Buying bulk off eBay is a good way to get mat/cloth. I bought a large supply of biaxial 15+ OZ cloth/mat off there. It came in a 35 lb box, from the looks of it it's the spare scrap pieces left from a fiberglass boat hull shapes. The pieces are still extremely long so I have to cut them down even more. I'm still using it for projects. Oh that brings me to another subject. Biaxial weave is much easier to work in the corners than a regular cloth. So you might want to look into that if you're buying bulk.
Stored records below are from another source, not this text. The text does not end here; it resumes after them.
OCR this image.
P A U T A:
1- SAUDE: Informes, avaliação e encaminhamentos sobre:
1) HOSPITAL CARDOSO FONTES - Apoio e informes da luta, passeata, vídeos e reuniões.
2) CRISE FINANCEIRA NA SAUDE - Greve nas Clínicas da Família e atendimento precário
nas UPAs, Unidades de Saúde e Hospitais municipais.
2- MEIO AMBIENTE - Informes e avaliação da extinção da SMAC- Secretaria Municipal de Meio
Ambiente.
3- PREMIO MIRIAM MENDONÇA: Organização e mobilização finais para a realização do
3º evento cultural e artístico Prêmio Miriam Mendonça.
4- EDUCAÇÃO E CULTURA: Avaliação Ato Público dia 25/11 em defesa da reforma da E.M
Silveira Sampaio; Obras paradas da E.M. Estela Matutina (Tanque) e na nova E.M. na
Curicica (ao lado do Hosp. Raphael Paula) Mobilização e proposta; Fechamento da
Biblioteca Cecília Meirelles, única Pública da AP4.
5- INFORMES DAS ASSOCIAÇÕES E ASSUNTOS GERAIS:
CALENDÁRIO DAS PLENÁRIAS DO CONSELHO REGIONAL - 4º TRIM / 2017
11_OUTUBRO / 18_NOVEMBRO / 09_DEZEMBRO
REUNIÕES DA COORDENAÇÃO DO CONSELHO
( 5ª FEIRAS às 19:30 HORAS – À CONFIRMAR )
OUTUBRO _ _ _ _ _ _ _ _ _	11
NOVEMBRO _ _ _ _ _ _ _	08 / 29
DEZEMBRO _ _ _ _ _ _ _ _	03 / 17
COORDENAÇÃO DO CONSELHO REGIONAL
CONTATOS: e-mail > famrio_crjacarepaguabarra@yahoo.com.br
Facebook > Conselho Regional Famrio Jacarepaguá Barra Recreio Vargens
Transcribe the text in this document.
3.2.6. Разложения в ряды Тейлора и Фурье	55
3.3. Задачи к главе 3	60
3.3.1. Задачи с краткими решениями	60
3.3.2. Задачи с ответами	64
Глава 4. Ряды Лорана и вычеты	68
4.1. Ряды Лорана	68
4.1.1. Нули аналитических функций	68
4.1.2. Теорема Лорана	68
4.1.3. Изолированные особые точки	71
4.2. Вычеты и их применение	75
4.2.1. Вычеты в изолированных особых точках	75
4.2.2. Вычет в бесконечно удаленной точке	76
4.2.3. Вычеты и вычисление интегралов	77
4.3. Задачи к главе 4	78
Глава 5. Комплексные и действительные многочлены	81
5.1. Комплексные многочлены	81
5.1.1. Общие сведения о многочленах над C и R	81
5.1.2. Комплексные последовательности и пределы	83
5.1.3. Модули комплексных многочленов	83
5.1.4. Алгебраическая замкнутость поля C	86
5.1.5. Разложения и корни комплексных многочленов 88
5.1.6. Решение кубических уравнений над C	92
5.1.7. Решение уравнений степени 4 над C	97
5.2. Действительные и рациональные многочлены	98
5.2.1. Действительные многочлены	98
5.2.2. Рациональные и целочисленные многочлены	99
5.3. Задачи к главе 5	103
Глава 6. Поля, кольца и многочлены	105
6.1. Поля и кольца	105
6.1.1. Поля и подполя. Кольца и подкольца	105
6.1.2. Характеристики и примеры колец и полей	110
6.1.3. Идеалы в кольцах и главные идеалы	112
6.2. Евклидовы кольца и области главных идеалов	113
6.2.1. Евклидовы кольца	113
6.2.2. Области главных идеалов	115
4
No need for paint prep because I plan on carpeting the box to match the kicks along with the rest of the interior

As for weave, everything I have bought thus far is plain (0-90). I’m going to play around with it some tomorrow to see if I think I would be better of with some biaxail for the corners. The way I'm currently thinking I shouldn’t have much of a problem starting with the 3/4 oz base and then jumping up to heavier stuff after the base is done. I’ll defiantly play around some before hand. Like I said, I still haven’t bought any resin. I also haven’t bought any 3/4 oz. I will just buy both from US Composites because lighter weight mats are harder to find on e-bay. It's not like I need a lot of it anyway.